Wann äußere ich meine Vorstellungen und mache ich mich nicht unbeliebt?

„Nachdem sich beide Parteien über das Gehalt geeinigt haben, legt der Arbeitgeber Ihnen üblicherweise einen Vertrag vor, den er von seinem Anwalt, Steuerberater oder der KV hat. Diesen sollten Sie mitnehmen und in Ruhe anschauen. Im Idealfall kommen Sie als MB-Mitglied zu uns. Dann machen wir Ihnen Vorschläge, was man verbessern kann oder überarbeiten den Entwurf, so dass Sie ihn im Änderungsmodus mit Ihrem neuen Arbeitgeber durchsprechen können“, beschreibt Höffken.

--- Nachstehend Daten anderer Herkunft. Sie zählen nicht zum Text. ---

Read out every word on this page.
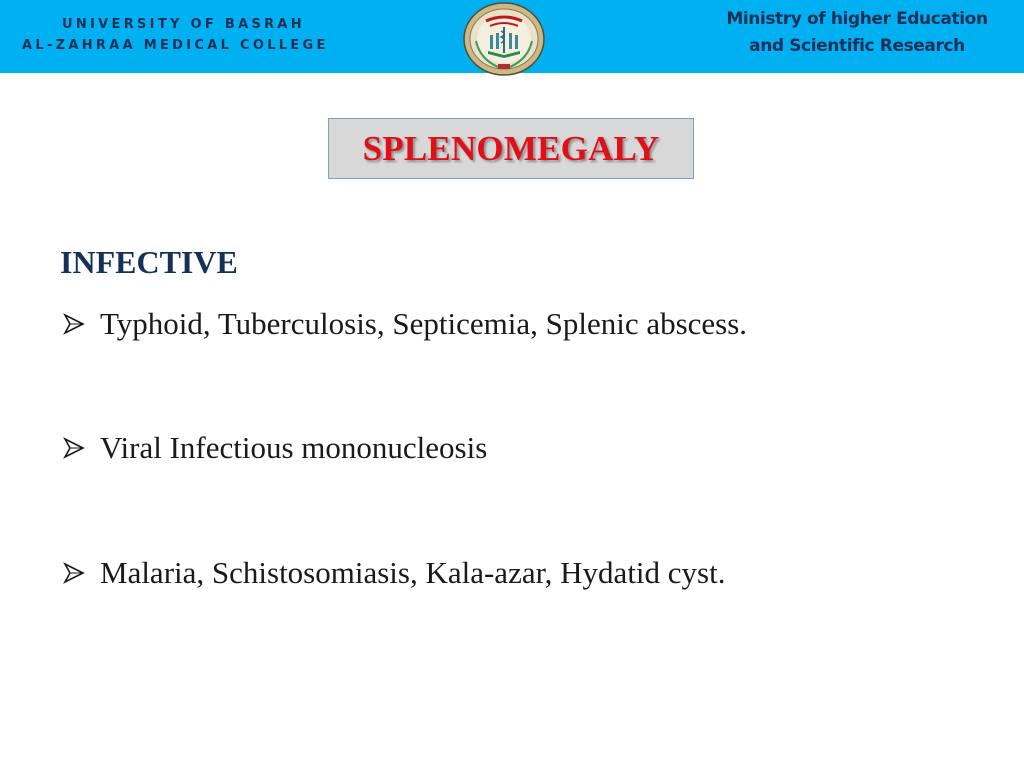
UNIVERSITY OF BASRAH
AL-ZAHRAA MEDICAL COLLEGE
Ministry of higher Education
and Scientific Research
SPLENOMEGALY
INFECTIVE
Typhoid, Tuberculosis, Septicemia, Splenic abscess.
Viral Infectious mononucleosis
Malaria, Schistosomiasis, Kala-azar, Hydatid cyst.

Doch befürchten Chefs nicht, dass, wer so gut Bescheid weiß, immer sofort „zum Anwalt rennt“? „Nein“, meint der erfahrene Gewerkschafter und führt aus: „Man sollte eine Verhandlung auch als Verhandlung verstehen. Es ist natürlich immer die Frage, wie man so etwas ‚verkauft‘. Sie können argumentieren, dass Sie bei einer so wichtigen Sache eine juristische Expertise benötigen. Außerdem sagen wir Ihnen in der Beratung, was Priorität hat und was nicht.“

Überhaupt empfiehlt er nicht nur auf die Vertragsinhalte zu schauen, sondern auch auf das eigene Bauchgefühl zu hören: „Schauen Sie, ob die Vertragsverhandlungen grundsätzlich wohlwollend verlaufen. Denn es muss vor allem menschlich passen. Man arbeitet im ambulanten Bereich schließlich viel enger zusammen. Die meisten Konflikte, die wir später klären müssen, drehen sich weniger um Gehalt und Leistungen, sondern gründen mehr auf persönlicher Verstimmung.“
Und wenn ich nicht optimal verhandelt habe, kann ich das nachträglich verbessern? „Ja, natürlich“, meint Höffken und resümiert: „Aber Ihre Verhandlungsposition ist ganz am Anfang am besten. Der größte Fallstrick ist, den Vertrag direkt zu unterschreiben.“

Zu folgenden Punkten können lohnenswerte Vereinbarungen im Arbeitsvertrag getroffen werden:

  • Gehaltsentwicklung
  • Umsatzbeteiligung & Überstundenregelung
  • Feste Arbeitstage bei Teilzeit & fixe Fortbildungstage
  • Betriebliche Altersvorsorge & Weiterzahlung im Krankheitsfall
  • KV-Notdienste, Urlaubstage & der Standort
  • Kündigungsschutz & Haftung

Was gilt für Weiterbildung und Nebenjob?

Ärzte, die ihre Weiterbildung zum Facharzt im ambulanten Bereich ableisten, müssen mindestens den Tarifstandard verdienen. „Erhält man wesentlich weniger, erkennt die Ärztekammer die Weiterbildung nicht an“, mahnt Höffken. Augen auf, heißt es auch beim Nebenjob im ambulanten Bereich, zum Beispiel wenn Kliniken ein angegliedertes MVZ betreiben. Hier muss darauf geachtet werden, dass die durch den Tarifvertrag automatisch zugesagten Leistungen nicht beim zweiten, außertariflichen Vertrag entfallen.

Der Experte:

Andreas Höffken

Der Kölner Rechtsanwalt Andreas Höffken ist Geschäftsführer des Landesverbandes Nordrhein-Westfalen/Rheinland-Pfalz des Marburger Bundes.